Your internal infrastructure is analogous to the heart and veins of your network. Your physical devices such as switches routers firewalls and servers, supplying the structure to support the blood flow of the system, your data.

This system is made up of various networks described as either a LAN, a local area network, or a WAN, a wide area network. Local area networks (LAN) generally span a relatively small area. Maybe a building or a room in a building, allowing servers, workstations, printers, and people to share resources.

Wide area networks (WAN) generally span geographical areas such as towns, cities, or even countries in some instances. Connecting various LAN networks to one another.
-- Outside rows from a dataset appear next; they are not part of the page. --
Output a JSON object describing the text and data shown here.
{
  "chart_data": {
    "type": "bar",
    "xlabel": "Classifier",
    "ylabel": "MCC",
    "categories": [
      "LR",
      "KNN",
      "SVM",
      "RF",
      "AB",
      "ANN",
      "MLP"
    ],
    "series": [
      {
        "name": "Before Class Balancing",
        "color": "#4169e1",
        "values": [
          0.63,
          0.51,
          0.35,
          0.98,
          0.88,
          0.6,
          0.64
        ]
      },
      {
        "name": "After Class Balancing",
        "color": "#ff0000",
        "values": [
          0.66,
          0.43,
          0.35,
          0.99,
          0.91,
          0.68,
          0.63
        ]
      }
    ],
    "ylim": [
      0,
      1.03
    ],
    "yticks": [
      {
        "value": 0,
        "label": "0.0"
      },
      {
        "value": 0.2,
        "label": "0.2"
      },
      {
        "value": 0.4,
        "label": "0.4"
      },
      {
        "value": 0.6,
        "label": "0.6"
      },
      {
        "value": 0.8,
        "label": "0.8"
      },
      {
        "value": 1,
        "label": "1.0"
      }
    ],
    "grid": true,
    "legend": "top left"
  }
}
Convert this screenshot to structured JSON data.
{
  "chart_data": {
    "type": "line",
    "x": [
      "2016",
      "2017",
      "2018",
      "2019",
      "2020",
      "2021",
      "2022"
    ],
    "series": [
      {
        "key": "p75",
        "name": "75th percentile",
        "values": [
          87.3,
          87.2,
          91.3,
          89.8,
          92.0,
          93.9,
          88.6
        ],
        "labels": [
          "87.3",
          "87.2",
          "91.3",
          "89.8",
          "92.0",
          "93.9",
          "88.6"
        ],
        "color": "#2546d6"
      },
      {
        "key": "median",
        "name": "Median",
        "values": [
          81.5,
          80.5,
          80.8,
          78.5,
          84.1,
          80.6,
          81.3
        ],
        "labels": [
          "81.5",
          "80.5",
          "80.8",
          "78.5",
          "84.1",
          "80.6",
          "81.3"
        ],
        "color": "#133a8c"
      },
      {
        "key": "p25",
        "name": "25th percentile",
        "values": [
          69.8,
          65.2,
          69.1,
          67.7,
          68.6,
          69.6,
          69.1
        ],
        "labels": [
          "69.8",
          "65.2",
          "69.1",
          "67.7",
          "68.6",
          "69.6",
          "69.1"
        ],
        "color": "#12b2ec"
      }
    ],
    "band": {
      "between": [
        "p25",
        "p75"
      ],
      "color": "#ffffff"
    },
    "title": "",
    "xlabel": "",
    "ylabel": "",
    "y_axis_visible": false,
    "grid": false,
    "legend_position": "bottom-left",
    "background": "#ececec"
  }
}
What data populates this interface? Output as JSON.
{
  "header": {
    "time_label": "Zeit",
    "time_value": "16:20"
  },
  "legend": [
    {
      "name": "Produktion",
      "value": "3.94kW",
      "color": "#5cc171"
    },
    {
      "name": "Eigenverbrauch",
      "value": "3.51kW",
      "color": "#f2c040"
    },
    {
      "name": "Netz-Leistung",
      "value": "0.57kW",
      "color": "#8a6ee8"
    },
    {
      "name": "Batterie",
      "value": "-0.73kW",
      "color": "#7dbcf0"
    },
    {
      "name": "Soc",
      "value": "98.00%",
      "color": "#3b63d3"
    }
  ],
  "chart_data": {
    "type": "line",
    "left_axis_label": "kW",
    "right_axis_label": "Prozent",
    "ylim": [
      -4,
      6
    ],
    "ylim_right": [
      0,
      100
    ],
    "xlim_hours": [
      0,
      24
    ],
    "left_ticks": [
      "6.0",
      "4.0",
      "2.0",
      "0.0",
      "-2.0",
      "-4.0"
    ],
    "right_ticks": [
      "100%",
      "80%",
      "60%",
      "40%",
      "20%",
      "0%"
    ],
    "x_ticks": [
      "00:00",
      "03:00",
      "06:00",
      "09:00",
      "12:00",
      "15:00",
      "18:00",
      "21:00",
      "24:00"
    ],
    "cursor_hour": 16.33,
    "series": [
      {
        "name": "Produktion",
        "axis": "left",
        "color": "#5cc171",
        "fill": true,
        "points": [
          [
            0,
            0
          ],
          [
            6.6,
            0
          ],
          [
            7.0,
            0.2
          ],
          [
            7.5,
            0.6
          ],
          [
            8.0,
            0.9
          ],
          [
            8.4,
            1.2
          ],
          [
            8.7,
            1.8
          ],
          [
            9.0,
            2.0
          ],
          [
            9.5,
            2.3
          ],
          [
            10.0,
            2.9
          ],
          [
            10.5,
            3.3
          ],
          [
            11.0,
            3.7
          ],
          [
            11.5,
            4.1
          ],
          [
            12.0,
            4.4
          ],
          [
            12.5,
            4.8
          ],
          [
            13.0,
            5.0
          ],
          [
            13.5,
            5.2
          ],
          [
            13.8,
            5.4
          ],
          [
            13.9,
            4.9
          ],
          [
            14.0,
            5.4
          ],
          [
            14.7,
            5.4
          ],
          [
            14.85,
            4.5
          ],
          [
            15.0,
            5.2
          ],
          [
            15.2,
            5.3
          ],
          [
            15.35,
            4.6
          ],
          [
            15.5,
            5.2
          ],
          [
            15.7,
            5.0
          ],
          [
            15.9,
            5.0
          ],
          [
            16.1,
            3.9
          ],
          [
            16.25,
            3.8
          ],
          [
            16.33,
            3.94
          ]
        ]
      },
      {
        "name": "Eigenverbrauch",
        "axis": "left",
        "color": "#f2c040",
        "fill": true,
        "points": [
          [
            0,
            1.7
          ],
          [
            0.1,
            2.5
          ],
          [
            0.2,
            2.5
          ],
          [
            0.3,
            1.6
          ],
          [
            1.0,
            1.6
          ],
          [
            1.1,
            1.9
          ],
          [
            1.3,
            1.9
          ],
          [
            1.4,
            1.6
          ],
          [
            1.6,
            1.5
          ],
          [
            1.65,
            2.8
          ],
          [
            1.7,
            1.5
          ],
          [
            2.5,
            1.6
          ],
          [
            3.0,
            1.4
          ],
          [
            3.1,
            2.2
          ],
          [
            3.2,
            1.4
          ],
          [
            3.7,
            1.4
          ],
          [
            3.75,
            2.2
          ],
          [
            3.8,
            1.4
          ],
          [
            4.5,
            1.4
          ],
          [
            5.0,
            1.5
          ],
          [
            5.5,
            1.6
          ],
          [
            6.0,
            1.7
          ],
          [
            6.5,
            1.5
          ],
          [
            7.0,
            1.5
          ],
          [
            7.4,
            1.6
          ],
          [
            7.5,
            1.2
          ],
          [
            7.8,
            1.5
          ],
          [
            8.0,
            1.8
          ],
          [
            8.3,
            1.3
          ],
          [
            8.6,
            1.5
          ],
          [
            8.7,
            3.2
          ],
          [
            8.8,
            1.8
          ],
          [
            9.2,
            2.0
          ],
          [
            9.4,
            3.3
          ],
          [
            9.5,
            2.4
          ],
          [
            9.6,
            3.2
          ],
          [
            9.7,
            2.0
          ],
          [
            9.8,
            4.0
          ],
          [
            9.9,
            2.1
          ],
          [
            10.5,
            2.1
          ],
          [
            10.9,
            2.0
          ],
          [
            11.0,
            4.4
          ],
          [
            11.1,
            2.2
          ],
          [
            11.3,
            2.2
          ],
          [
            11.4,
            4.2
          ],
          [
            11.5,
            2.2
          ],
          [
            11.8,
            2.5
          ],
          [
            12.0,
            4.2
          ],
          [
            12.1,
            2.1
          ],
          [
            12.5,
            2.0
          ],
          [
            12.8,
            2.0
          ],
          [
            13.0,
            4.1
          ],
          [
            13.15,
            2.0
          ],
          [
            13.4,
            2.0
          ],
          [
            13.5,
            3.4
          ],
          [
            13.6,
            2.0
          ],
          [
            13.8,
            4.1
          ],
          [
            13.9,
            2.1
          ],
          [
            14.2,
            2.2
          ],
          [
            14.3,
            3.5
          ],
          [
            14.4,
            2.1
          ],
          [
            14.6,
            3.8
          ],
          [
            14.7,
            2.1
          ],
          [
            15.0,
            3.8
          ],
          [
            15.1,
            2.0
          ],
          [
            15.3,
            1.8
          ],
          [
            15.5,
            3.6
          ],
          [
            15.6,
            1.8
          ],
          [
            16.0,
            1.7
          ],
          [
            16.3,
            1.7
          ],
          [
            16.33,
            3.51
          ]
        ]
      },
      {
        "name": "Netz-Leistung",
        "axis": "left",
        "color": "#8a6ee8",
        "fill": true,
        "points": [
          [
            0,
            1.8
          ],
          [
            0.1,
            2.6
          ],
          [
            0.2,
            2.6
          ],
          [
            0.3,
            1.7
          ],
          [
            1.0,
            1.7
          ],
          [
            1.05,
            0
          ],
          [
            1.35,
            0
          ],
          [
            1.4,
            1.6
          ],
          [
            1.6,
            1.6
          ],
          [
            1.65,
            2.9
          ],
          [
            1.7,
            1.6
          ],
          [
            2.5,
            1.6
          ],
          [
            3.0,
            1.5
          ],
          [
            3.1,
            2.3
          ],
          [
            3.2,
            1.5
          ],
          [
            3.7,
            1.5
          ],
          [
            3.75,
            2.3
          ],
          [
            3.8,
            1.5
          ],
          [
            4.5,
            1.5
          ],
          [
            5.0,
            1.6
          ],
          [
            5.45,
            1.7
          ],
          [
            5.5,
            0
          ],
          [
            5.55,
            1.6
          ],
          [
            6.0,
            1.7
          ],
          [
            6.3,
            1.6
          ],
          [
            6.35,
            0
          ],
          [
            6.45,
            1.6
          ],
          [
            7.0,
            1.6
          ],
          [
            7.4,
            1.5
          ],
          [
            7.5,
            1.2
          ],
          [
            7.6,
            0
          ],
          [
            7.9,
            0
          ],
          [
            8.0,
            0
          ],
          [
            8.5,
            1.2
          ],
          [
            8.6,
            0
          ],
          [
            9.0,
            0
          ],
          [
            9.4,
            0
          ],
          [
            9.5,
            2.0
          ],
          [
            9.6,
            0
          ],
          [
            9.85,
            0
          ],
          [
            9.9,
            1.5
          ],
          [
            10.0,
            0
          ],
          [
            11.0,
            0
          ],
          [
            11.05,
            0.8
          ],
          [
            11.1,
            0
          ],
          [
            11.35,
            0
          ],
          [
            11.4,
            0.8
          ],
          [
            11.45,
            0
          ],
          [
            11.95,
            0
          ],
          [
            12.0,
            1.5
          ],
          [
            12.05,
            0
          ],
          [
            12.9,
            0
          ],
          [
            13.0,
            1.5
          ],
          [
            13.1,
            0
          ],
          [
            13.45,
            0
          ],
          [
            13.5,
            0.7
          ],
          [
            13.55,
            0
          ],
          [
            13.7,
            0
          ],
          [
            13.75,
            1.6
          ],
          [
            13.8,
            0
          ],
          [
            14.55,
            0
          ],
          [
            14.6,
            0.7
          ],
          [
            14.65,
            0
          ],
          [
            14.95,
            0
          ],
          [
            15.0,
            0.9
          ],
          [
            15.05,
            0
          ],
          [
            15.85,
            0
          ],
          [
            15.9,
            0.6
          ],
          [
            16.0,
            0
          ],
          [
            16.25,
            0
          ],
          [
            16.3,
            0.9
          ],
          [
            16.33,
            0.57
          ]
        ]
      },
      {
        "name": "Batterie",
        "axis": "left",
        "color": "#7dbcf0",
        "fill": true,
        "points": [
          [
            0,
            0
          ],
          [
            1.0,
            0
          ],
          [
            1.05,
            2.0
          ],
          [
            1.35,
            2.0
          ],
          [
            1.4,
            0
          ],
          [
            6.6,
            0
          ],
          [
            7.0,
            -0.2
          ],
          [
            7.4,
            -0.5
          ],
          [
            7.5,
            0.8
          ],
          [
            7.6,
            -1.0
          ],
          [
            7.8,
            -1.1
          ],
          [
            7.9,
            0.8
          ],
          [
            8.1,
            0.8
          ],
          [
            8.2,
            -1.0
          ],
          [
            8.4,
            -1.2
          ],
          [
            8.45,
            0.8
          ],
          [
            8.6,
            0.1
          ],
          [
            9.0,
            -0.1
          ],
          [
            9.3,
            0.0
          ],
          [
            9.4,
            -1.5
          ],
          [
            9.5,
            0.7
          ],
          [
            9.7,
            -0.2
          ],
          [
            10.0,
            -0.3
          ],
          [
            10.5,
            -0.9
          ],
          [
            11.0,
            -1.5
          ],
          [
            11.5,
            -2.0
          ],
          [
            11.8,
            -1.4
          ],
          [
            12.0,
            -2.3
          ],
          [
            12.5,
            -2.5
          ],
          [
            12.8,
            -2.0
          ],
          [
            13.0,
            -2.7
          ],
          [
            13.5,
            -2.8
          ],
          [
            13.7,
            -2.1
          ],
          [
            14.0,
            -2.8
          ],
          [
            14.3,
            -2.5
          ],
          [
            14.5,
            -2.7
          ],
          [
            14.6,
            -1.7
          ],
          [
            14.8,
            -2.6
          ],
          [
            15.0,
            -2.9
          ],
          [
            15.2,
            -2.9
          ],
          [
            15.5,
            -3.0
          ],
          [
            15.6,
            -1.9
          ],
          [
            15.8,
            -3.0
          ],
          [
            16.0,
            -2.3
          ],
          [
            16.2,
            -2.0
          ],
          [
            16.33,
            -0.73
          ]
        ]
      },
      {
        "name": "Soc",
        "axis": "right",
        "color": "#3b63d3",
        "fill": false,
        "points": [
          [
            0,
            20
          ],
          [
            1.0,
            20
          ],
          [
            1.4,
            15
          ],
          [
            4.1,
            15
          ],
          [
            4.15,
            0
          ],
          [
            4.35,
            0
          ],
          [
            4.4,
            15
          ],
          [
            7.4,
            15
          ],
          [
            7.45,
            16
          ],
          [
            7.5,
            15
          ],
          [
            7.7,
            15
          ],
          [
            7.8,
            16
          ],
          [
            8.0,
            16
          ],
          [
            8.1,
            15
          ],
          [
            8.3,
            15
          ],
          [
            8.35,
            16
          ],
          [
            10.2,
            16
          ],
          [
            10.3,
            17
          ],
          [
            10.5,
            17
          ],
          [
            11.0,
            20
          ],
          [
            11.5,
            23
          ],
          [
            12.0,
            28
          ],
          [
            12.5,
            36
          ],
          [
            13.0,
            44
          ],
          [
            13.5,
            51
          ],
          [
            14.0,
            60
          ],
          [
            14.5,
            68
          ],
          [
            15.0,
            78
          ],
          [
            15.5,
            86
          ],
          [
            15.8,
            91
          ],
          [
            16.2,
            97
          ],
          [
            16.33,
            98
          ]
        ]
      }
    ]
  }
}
In between these various networks you could have switches, routers, and firewalls.

Switches being the aggregator of the systems on the network (servers, printers, workstations), connecting them to one another.

Routers are tasked with directing connections over the WANs or LANs, dictating the most efficient route to take to any given resource.

The firewall is a sort of gatekeeper if you will, sitting between the networks, allowing or denying access to resources across these networks.

Internal Infrastructure

Both the hackers of Equifax and those that used WannaCry were able to do so by targeting businesses that ran unpatched Windows software.


Internal Infrastructure assessments look to identify security concerns within this system. Weaknesses could lie in any given part of this system from the workstations to printers, to switches and firewalls, and anything in between.

The weakness could very well be a well-known vulnerability, that with some attention could be resolved quite simply.

Laneden works closely with our clients to understand their drivers and build an appropriate scope of works.

Providing a thorough and independent examination of your corporate infrastructure to identify security vulnerabilities within the software, systems, and network configurations.

We provide an on-site debriefing of the findings explaining how attackers could potentially gain control of your systems and exfiltrate data.

A comprehensive report is written containing an executive summary which gets right to the point of the associated risks identified and is consumable by anyone in the organisation regardless of their technical background.

Along with enough detail to allow you to not only understand the potential attack vectors but also concise and clear guidance on how to either mitigate or remediate the concerns.

Finding vulnerabilities is just a part of an effective vulnerability management program.

It's important for organizations to focus on building a program instead of deploying a tool.

Vulnerability management has to include asset discovery, prioritization and remediation workflows in order to be effective at reducing risk.